Mientras tanto, Yellen pulsó otra nota conciliadora sobre el estado de la economía, lo que provocó que los observadores del mercado apostaran que la Reserva Federal se mantendrá a distancia de otra alza, no sea que haga que se descarrile la recuperación de Estados Unidos.

La moraleja de la historia: si una historia se prolonga, su significado se diluye.

Los devotos del joven aprendiz de magia y hechicería puede que aún no hayan llegado a ese punto, pero los inversionistas sí.

Para ser justos con Yellen, su banco no es el único banco central importante que está experimentando una crisis de credibilidad.

Su predecesor, Ben Bernanke, intentó ser comunicativo a la altura de la recesión: decirle a los mercados cuáles métricas estaba marcando como punteros para interpretar la economía.

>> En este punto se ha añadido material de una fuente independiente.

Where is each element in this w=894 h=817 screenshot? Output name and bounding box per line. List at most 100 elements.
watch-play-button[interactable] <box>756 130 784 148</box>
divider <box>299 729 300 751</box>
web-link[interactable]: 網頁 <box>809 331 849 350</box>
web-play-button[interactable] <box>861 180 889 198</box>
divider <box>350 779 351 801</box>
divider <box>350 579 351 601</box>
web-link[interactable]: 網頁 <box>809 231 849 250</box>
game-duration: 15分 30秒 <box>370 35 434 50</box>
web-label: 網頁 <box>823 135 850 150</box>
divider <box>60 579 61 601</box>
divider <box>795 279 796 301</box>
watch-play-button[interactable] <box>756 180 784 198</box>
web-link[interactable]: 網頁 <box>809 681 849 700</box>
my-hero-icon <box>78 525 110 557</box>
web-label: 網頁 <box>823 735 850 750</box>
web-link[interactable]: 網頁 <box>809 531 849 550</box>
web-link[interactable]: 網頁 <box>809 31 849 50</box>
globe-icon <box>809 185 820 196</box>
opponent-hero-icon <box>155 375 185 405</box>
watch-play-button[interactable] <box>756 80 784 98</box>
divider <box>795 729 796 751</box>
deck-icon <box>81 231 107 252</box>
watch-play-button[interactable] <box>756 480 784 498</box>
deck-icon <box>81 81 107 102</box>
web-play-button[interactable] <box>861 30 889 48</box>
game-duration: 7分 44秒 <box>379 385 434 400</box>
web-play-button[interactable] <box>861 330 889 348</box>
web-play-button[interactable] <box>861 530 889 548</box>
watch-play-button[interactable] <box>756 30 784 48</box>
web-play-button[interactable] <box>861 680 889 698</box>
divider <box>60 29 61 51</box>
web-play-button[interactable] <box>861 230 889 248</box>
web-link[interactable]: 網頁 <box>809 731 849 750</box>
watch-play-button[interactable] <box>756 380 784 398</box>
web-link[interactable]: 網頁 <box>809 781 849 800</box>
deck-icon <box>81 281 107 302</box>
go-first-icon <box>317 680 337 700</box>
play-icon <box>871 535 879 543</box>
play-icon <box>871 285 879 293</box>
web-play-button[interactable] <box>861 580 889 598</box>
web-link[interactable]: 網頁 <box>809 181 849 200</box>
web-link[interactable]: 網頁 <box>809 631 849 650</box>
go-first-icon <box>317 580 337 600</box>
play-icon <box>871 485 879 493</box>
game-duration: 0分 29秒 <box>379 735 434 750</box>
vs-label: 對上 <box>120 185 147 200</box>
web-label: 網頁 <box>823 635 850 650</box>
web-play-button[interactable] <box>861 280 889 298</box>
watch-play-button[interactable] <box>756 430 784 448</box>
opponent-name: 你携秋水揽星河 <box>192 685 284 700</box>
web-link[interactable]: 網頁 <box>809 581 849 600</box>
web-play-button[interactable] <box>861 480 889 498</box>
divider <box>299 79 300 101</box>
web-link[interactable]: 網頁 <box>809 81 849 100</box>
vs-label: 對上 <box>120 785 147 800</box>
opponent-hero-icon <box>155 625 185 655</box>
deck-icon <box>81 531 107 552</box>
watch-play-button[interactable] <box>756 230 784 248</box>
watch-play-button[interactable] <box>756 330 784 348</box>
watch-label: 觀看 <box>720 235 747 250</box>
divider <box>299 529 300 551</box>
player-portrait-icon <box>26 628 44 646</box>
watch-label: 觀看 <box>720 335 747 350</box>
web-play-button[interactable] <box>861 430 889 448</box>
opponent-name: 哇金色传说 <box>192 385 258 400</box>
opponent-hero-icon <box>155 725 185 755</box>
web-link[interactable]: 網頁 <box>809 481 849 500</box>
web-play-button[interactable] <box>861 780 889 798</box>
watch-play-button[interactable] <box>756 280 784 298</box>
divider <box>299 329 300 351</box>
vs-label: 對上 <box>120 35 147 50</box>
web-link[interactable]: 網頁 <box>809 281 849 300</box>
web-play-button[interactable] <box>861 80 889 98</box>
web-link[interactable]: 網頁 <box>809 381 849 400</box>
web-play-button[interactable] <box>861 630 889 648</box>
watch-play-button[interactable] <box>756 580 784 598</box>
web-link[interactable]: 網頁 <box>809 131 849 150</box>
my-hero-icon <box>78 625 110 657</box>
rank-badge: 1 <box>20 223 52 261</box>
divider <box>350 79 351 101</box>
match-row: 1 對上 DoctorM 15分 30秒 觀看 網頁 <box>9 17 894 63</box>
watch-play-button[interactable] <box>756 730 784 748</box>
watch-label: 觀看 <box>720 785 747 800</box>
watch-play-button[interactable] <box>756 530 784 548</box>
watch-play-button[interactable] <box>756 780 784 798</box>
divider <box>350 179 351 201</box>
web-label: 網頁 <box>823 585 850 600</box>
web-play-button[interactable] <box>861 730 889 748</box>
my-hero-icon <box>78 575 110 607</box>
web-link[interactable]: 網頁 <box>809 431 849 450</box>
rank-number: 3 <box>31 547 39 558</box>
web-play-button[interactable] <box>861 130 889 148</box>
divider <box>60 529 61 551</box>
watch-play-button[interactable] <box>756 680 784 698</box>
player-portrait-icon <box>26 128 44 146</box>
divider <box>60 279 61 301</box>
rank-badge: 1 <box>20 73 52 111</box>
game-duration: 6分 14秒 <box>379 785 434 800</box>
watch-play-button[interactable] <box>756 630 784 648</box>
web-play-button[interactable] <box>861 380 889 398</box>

Hoy en día, los mercados nunca han sido más impredecibles, volátiles y propensos a violentos cambios de humor... no muy diferente al mismo Lord Voldemort.

Es especialmente peligroso complacer a los mercados.

Tristemente, los bancos centrales han hecho justo eso, evocando repetidamente embrujos como "el alivio cuantitativo" a tal extremo que ellos parecen tan enfocados en la participación en el capital como en el empleo.

¿El resultado? Los mismos mercados no están seguros sobre cuáles datos económicos deben ver para estimar con precisión la situación actual. Un instante es China, el siguiente es la demanda de petróleo.

Y amplificado por las artes oscuras de las ventas al descubierto y el prospecto de las viciosas guerras cambiarias, la profecía se cumple en lo personal más rápido de lo que podrías pronunciar el hechizo: 'Avara Kedavra'.

El hechizo de muerte no es bueno como para tenerle confianza.

El riesgo es que la turbulencia de hoy en Wall Street se extienda a Main Street, en especial si los bancos sufren y son incapaces de dar préstamos.

Quizás no estemos ahí aún, pero con tasas negativas en Japón, Suecia, la eurozona y Suiza, será más difícil que los servicios financieros generen dinero.

Así que, como un consejo para aquellos que se sintonizan con la melodía al ritmo de la cual baila el resto del mundo: es tiempo de aquietar la magia de la política monetaria y hablar claro sobre los verdaderos puntos óptimos.

Porque se está volviendo difícil diferenciar la realidad de la fantasía.